Sólstafir

Verfasst am 21. März 2019 von Gringer (Kategorie: Konzert-Rezensionen) — 4.046 views

18.03.2019 – Colos-Saal, Aschaffenburg

Sólstafir kommen in den Colos-Saal: Grund zum Hingehen genug!
Sie bringen vier Streicher mit: Wer jetzt nicht hingeht, hat eine maximal gute Ausrede… oder Sólstafir noch nie gehört.

Damit wäre im Grunde schon alles gesagt, aber hier noch ein paar Randnotizen: Die breite Masse hat den Wert des Konzertes erkannt und der Colos-Saal war frühzeitig sehr gut gefüllt. Diese angenehme Fülle zwischen „optisch ausverkauft“ und „man kann sehr gut stehen“. Das Publikum war größtenteils angereist. Woher ich das weiß? Jahrelange Erfahrung. Es war ein tolles, buntes, sehr höfliches Publikum, was sich dem Aschaffenburger Gustos des absoluten Schweigens in den Liedpausen gefügt hat. Passt bei Sólstafir auch super.
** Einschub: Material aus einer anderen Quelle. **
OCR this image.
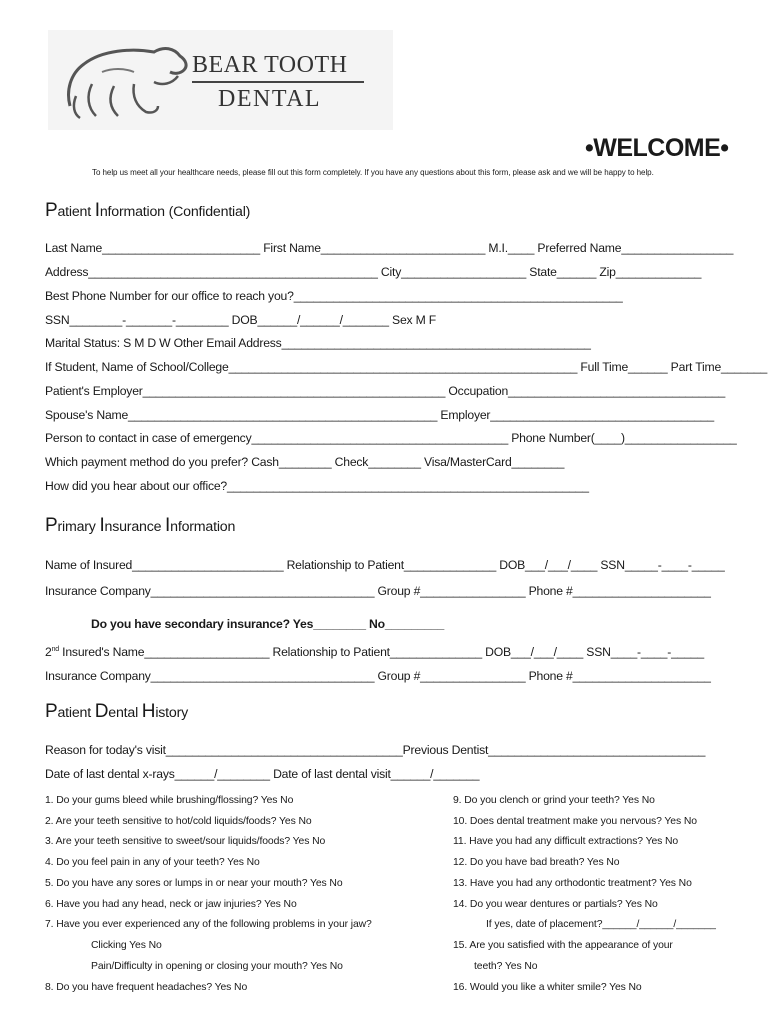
BEAR TOOTH
DENTAL
•WELCOME•
To help us meet all your healthcare needs, please fill out this form completely. If you have any questions about this form, please ask and we will be happy to help.
Patient Information (Confidential)
Last Name________________________ First Name_________________________ M.I.____ Preferred Name_________________
Address____________________________________________ City___________________ State______ Zip_____________
Best Phone Number for our office to reach you?__________________________________________________
SSN________-_______-________ DOB______/______/_______ Sex M F
Marital Status: S M D W Other Email Address_______________________________________________
If Student, Name of School/College_____________________________________________________ Full Time______ Part Time_______
Patient's Employer______________________________________________ Occupation_________________________________
Spouse's Name_______________________________________________ Employer__________________________________
Person to contact in case of emergency_______________________________________ Phone Number(____)_________________
Which payment method do you prefer? Cash________ Check________ Visa/MasterCard________
How did you hear about our office?_______________________________________________________
Primary Insurance Information
Name of Insured_______________________ Relationship to Patient______________ DOB___/___/____ SSN_____-____-_____
Insurance Company__________________________________ Group #________________ Phone #_____________________
Do you have secondary insurance? Yes________ No_________
2nd Insured's Name___________________ Relationship to Patient______________ DOB___/___/____ SSN____-____-_____
Insurance Company__________________________________ Group #________________ Phone #_____________________
Patient Dental History
Reason for today's visit____________________________________Previous Dentist_________________________________
Date of last dental x-rays______/________ Date of last dental visit______/_______
1. Do your gums bleed while brushing/flossing? Yes No
2. Are your teeth sensitive to hot/cold liquids/foods? Yes No
3. Are your teeth sensitive to sweet/sour liquids/foods? Yes No
4. Do you feel pain in any of your teeth? Yes No
5. Do you have any sores or lumps in or near your mouth? Yes No
6. Have you had any head, neck or jaw injuries? Yes No
7. Have you ever experienced any of the following problems in your jaw?
Clicking Yes No
Pain/Difficulty in opening or closing your mouth? Yes No
8. Do you have frequent headaches? Yes No
9. Do you clench or grind your teeth? Yes No
10. Does dental treatment make you nervous? Yes No
11. Have you had any difficult extractions? Yes No
12. Do you have bad breath? Yes No
13. Have you had any orthodontic treatment? Yes No
14. Do you wear dentures or partials? Yes No
If yes, date of placement?______/______/_______
15. Are you satisfied with the appearance of your
teeth? Yes No
16. Would you like a whiter smile? Yes No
Wie war es nun? Überpünktlichst schwebten die Herren und die Streicherdamen auf die Bühne, um einen erstmal 45 Minuten absolut abzuholen und zu bannen. Es war ein Genuss in die Klangschichten einzutauchen und sich seinem präferierten Instrument zu widmen und zu folgen. Dann kam eine überraschende Pause. Das war ein wahrer Break, denn man brauchte danach ein bis zwei Songs, um wieder in die Atmosphäre reinzukommen. Glücklicherweise waren die Streicher im zweiten Teil der Show auch besser zu hören. Was aber die ganze Zeit unüberspürbar ist, war das Charisma von Sänger Aðalbjörn Tryggvason und einfach seine zum Teil allein im Raum stehende Stimme. Großartig. Zudem die Optik der so unfassbar tropfenden Coolness von Gitarrist Sæþór Maríus Sæþórsson und Bassist Svavar Austman (nur wahre Männer können diese Zopfkultur pflegen).
Das Konzert brachte mich gefühlt auf eine Reise ins Weltall – dieser riesige Raum, diese weite Reise. Um letztendlich gefühlt der einzige Passagier auf einem im All schwebenden Raumschiff zu sein. Diese tiefen Klänge lassen mich immer wieder an die Fürchterlichkeit der Zylonen von Battlestar Galactica erinnern. So stell ich mir einsame Kälte vor. Aber Sólstafirs Klangkosmos bietet mehr als dieses Szenario – es gibt auch die akustische Untermalung für das Zersschellen seiner Selbst und das in Zeitlupe, schwerelose Sterben in den buntesten Farben. Fantastischer (Film-) Musikabend par Excellenze.
Nach knapp 1 ½ Stunden brach Aðalbjörn Tryggvason dann auch urplötzlich sein Schweigen und wünschte erstmal einen schönen Abend, um dann sogar Jubelspielchen mit uns zu üben, die er vom Fußball-Deutschland erwartete und natürlich auch bekam.

Ich möchte auch Aðalbjörns Bemühen um das Thema Depressionen auch über das Konzert hinaustragen. Er erinnerte an ihren Freund, der bereits vor 12 Jahren seinen Dämonen nicht mehr standhalten konnte und sich das Leben nahm. Er forderte all diejenigen im Publikum auf, die ähnliches durchmachen, sich bitte Hilfe zu suchen und sich nicht zu schämen. Wie er das transportiere war wundervoll und genau deswegen soll es weiterklingen.
Leute da draußen: Quält Euch nicht alleine da durch! Depression ist nicht mal eben eine schlechte Befindlichkeit, sondern einen Krankheit. Und ja, auch wenn Euch ein gebrochenes Bein vielleicht lieber wäre – so ist es nun mal nicht und mal ehrlich: bei einem gebrochenem Bein würdet Ihr doch sicher auch zum Arzt gehen? Eben. Also mal schön auf Onkel Tryggvason hören, bevor es zu spät ist!